The third basket of our savings could be based on our specific medium term goals. These goals/expenses can be figured out with more certainty as they are in near future say 3-5 years’ time. For example we would like to buy a house in next five years and need to put down an initial payment. Or we need a new car in three years, as the existing one will be pretty old by that time. We can separate these needs from the long term needs as they are more predictable and have shorter time period as compared to longer ones. This kind of savings can be put into balanced or hybrid mutual funds which are more tax efficient and have better returns comparatively. They are less volatile, and have a lower tax outgo than bank FDs.

The fourth and last basket is the one where we would be investing for a longer time horizon for example eight to ten years and more. These savings could be for our own old age requirements, or for kids education/ marriage etc.
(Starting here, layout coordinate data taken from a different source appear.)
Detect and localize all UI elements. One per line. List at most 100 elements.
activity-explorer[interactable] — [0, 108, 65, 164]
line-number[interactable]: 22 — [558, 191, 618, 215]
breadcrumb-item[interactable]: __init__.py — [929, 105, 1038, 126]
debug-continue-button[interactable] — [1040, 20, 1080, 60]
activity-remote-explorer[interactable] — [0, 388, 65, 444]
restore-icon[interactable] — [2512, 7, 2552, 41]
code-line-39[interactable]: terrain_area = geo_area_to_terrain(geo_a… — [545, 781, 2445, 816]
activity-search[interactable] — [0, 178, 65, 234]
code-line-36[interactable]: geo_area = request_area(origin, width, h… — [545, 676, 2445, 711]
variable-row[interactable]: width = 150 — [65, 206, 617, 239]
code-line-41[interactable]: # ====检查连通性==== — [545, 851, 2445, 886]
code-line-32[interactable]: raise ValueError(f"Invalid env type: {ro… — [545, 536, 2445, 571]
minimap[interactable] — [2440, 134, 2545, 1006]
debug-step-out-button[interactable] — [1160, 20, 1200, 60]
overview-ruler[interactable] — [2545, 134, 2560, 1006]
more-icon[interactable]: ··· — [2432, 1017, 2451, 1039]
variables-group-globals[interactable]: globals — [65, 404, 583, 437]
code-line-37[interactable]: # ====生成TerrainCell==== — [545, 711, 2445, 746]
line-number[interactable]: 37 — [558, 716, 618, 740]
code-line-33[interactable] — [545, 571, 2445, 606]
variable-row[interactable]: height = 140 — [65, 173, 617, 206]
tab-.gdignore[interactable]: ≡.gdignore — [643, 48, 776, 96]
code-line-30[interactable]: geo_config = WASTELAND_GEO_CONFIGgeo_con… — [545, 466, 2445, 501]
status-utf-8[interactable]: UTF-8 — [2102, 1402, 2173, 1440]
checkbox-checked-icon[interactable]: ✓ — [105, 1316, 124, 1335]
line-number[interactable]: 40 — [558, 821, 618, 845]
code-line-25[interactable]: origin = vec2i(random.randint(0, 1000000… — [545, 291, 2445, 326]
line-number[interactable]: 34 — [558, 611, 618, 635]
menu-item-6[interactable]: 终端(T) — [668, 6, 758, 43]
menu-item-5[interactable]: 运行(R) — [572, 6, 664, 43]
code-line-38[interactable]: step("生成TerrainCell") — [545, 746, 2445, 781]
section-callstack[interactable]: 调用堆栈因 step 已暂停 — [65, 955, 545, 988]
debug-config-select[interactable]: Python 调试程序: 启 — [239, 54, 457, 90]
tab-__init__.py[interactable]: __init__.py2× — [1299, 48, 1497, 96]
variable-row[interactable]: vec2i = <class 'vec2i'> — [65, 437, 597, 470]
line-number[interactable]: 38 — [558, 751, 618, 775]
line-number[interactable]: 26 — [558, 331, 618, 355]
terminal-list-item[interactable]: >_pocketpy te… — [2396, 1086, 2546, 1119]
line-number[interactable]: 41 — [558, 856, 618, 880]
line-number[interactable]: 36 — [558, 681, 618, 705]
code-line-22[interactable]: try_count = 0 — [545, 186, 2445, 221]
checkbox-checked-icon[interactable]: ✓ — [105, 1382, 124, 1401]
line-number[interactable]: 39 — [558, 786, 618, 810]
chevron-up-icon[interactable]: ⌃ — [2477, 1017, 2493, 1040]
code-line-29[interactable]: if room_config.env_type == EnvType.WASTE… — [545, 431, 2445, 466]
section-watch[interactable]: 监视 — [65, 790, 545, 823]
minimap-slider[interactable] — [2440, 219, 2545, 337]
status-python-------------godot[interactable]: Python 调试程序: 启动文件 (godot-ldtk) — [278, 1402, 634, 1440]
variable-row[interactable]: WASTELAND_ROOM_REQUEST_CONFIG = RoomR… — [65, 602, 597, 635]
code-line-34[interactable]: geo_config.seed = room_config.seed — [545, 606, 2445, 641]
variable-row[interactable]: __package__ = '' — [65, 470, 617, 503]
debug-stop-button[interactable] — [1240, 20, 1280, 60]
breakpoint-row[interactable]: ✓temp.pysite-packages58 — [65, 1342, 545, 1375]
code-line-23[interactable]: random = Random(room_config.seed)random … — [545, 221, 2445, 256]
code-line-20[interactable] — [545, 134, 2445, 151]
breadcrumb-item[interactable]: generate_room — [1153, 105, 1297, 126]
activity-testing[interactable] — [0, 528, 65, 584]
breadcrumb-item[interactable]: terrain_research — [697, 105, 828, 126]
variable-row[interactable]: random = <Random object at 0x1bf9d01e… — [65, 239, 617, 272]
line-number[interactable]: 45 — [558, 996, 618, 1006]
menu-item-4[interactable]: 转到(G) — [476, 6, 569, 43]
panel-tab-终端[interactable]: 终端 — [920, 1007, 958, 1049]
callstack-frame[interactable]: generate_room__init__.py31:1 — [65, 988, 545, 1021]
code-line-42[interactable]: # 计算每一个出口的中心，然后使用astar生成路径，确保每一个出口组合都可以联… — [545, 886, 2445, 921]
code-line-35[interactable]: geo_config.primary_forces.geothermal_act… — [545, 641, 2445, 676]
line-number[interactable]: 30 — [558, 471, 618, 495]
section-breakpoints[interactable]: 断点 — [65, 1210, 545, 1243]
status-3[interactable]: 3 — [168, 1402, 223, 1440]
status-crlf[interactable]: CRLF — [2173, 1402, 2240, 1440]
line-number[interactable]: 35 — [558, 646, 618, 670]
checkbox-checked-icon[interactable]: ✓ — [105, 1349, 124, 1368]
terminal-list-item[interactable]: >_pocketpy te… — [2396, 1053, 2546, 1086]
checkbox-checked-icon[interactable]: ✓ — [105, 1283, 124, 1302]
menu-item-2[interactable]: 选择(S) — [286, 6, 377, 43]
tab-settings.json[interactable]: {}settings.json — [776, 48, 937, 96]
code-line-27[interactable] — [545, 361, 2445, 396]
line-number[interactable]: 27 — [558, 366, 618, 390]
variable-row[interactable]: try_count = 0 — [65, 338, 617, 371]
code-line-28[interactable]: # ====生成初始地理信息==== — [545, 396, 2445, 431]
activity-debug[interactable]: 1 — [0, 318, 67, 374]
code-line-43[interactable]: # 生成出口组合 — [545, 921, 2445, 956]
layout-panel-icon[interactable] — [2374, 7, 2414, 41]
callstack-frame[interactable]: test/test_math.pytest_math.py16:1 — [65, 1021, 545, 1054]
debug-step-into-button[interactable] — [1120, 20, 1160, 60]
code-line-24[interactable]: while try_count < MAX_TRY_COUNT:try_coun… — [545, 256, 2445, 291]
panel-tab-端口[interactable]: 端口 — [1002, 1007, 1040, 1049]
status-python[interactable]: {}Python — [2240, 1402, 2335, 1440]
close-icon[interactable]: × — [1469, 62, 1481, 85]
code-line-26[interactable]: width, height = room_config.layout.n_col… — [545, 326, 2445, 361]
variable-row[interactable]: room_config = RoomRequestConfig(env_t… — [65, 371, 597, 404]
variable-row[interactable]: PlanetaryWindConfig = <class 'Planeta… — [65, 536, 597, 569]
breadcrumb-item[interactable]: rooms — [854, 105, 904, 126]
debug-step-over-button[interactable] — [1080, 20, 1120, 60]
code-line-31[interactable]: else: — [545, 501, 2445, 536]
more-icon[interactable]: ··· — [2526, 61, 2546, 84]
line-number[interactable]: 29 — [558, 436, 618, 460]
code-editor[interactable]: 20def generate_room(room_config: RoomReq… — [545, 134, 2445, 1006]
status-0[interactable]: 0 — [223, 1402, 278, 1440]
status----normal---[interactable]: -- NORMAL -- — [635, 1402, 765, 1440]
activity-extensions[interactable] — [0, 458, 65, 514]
These investments would be based on our age and specific needs. Since these investments are for longer durations they can be kept in equity based investments options i.e. equity mutual funds. Even though equity funds can be volatile in the short term, they are the only asset class which can provide good enough returns in the long term to beat inflation and provide substantial returns. The income earned from equity mutual funds is fully tax free so gives us the maximum benefits without any cut.

To achieve anything we first need to know our goal, similarly to achieve a financial freedom we must know our specific goals and plan accordingly. For a starter, the four basket approach could be a good beginning in this path of financial freedom.